After restarting last, Courtney charged back through the World of Outlaws field to salvage a seventh-place finish. Not the result he had hoped for, but an impressive display of driving talent. Yet, even as he stated his frustration with the contact that cost him the lead, true to his nickname, he was smiling.
“It honestly came more natural to me than non-wing racing, really,” Courtney stated matter-of-factly about his transition to winged sprints. “It just kind of fits my style. You run the shit out of them and hold them straight, and the momentum, and it’s been fun. It’s been challenging, for sure. But I think that’s why I’ve enjoyed it so much; just the challenge of it.
“Not that non-wing racing wasn’t challenging; it definitely is. But, (this is) just a whole different atmosphere, a whole different level you’ve got to bring yourself to, and you’ve got to run it as hard as you can all the time. Especially when you show up here with the Outlaws, and even with the All Stars, it’s probably as competitive as I’ve seen sprint car racing in a long time. So, it’s tough. But I think that’s why I’m enjoying it so much.”
The difficulty drivers encounter when moving between winged and non-winged racing stems primarily from the attitude of the car when cornering. While the non-winged cars roll to the right, driving predominantly off the right rear, winged sprints wing down to the left. It’s a huge difference for drivers to adapt to and begin to again feel comfortable.

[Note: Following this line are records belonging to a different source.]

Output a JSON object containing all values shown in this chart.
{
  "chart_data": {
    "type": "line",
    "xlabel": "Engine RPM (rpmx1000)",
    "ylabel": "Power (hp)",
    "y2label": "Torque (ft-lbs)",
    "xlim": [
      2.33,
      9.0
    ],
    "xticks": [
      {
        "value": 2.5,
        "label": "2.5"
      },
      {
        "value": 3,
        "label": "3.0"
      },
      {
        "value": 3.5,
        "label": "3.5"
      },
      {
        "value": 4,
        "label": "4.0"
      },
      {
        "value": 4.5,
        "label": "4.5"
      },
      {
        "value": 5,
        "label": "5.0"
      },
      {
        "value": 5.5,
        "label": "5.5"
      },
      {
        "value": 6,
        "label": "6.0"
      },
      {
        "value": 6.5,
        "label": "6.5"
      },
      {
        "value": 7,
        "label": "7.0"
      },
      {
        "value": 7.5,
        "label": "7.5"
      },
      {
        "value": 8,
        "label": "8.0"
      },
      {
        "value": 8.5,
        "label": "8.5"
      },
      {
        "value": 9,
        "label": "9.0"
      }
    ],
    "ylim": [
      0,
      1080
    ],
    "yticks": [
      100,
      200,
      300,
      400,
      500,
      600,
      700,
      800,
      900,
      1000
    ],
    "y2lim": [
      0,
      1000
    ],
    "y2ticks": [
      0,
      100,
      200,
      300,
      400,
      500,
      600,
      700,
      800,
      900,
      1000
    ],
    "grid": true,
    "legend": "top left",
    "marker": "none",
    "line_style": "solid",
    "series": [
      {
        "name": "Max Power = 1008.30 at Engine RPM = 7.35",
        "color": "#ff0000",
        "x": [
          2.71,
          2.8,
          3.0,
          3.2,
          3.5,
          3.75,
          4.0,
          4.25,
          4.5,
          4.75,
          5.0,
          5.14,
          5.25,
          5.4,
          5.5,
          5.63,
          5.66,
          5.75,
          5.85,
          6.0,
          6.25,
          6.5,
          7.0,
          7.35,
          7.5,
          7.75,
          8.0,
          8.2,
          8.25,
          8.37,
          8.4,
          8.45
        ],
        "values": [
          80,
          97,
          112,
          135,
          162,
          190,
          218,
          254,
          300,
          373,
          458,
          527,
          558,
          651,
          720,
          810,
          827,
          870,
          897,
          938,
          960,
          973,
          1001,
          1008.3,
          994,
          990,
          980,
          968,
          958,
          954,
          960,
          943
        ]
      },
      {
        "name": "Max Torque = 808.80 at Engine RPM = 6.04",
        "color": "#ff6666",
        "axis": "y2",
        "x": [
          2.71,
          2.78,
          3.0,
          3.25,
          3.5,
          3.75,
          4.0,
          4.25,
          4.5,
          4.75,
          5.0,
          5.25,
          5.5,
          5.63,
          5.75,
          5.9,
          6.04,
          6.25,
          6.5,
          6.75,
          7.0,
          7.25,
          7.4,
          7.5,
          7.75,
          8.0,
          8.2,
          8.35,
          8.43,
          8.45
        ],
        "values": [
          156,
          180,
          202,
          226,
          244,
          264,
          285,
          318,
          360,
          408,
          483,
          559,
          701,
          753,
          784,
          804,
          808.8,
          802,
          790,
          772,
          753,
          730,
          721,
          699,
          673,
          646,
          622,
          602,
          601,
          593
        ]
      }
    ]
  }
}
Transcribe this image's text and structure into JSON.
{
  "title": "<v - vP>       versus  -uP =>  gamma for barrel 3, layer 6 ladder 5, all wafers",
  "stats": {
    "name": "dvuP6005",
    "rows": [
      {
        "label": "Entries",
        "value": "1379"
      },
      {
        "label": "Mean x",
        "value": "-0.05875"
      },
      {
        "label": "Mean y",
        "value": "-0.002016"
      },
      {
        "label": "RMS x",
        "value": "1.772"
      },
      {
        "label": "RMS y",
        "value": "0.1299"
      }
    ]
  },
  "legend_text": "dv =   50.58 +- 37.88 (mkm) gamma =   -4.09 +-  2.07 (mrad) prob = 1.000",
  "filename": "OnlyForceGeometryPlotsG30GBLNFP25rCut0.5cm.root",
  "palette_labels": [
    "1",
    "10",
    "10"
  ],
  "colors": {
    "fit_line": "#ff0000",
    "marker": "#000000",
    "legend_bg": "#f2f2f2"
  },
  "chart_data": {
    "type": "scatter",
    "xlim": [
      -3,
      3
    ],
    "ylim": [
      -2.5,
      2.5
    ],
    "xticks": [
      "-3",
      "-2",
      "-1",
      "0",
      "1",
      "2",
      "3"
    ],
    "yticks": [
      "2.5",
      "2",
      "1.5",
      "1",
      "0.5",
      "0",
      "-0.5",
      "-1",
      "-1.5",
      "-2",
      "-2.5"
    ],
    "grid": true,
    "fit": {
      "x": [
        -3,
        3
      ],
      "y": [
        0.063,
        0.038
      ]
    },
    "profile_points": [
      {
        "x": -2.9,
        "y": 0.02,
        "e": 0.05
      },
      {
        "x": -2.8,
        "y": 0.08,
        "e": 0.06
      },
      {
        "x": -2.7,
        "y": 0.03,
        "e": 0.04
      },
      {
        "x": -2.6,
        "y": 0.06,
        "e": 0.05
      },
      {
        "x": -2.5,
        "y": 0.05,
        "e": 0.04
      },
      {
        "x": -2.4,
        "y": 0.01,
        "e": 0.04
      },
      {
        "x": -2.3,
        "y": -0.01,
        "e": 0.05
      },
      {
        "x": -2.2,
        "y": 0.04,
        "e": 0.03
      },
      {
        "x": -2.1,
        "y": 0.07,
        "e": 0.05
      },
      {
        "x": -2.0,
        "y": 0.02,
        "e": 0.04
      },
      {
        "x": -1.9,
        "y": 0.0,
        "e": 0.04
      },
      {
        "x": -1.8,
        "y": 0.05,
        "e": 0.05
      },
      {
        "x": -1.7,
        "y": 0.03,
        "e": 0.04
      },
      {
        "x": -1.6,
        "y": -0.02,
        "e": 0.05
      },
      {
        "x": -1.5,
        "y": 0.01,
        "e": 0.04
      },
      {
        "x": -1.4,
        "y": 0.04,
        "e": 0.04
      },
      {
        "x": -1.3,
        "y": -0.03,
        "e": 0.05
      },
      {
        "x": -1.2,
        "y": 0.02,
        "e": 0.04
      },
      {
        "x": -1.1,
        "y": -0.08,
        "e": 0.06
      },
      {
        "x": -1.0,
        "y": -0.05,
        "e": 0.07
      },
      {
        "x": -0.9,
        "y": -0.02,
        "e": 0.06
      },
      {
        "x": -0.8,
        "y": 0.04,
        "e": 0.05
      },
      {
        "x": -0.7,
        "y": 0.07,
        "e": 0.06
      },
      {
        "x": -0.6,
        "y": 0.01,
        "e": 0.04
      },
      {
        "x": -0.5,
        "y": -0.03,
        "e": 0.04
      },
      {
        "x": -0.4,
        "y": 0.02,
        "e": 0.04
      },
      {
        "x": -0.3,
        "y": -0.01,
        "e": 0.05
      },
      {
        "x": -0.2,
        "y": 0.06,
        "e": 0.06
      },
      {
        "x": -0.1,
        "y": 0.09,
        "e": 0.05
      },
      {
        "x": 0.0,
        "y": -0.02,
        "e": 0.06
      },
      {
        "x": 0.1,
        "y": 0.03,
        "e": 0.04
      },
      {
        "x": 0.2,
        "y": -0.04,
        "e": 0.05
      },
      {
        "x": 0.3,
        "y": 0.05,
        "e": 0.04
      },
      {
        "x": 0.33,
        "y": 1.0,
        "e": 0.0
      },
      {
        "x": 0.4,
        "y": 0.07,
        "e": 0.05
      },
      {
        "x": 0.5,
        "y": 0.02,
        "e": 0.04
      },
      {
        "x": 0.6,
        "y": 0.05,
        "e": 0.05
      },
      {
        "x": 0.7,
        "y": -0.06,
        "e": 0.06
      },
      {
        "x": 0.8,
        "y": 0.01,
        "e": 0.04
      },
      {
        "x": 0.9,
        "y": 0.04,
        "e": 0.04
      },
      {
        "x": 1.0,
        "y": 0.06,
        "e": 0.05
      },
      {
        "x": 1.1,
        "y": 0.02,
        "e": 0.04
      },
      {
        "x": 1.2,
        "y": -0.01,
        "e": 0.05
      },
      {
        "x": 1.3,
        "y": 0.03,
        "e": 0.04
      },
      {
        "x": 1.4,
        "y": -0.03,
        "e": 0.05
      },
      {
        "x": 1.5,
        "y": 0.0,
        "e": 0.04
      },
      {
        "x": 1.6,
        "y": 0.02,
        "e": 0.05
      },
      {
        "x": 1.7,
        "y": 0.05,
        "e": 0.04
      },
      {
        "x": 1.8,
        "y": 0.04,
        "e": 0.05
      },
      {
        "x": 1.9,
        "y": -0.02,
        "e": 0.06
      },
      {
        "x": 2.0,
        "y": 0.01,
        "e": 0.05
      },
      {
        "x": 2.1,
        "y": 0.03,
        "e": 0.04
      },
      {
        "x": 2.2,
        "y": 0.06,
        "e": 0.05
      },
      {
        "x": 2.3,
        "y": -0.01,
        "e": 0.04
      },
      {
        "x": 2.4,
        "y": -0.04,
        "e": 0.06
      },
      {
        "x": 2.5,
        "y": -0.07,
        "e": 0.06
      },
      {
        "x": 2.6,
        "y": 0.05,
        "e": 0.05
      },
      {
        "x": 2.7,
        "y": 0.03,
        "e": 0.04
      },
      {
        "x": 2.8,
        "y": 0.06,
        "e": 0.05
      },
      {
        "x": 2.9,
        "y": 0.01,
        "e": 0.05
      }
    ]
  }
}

But, according to Courtney, it’s a difference he embraced.
“I think I felt more comfortable being down left, because non-wing cars are pretty sketchy being on that right side,” Courtney said. “Kind of having that wing to hold you down, you know it’s gonna go down in there and stick. In a non-wing car, you can go in there and it might bike up, it might go around there nice, it’s just kind of unpredictable. A winged car is more predictable…it’s a way better feeling than going in there all on the right side.
“The hardest thing for me was getting used to how fast everything happens,” Courtney continued. “A lot of places that we go to are two or three seconds faster than when I went there with a non-wing car, so just having things happen at that fast of a pace is kind of what I’ve had to – you know, last year I felt like the car was driving me when we did a little winged stuff. Now, I feel like I finally caught up and I’m driving the car. So, we’re getting there.”
Courtney stressed an increased importance in car setup in winged racing, and credits his team and car owners, Clauson Marshall Racing (the same team for which he won his USAC championships), for giving him good cars to drive.
As for how he’s adapting to the increased speed, Courtney said, “If you’re scared in these things, you need to go find something else to do.”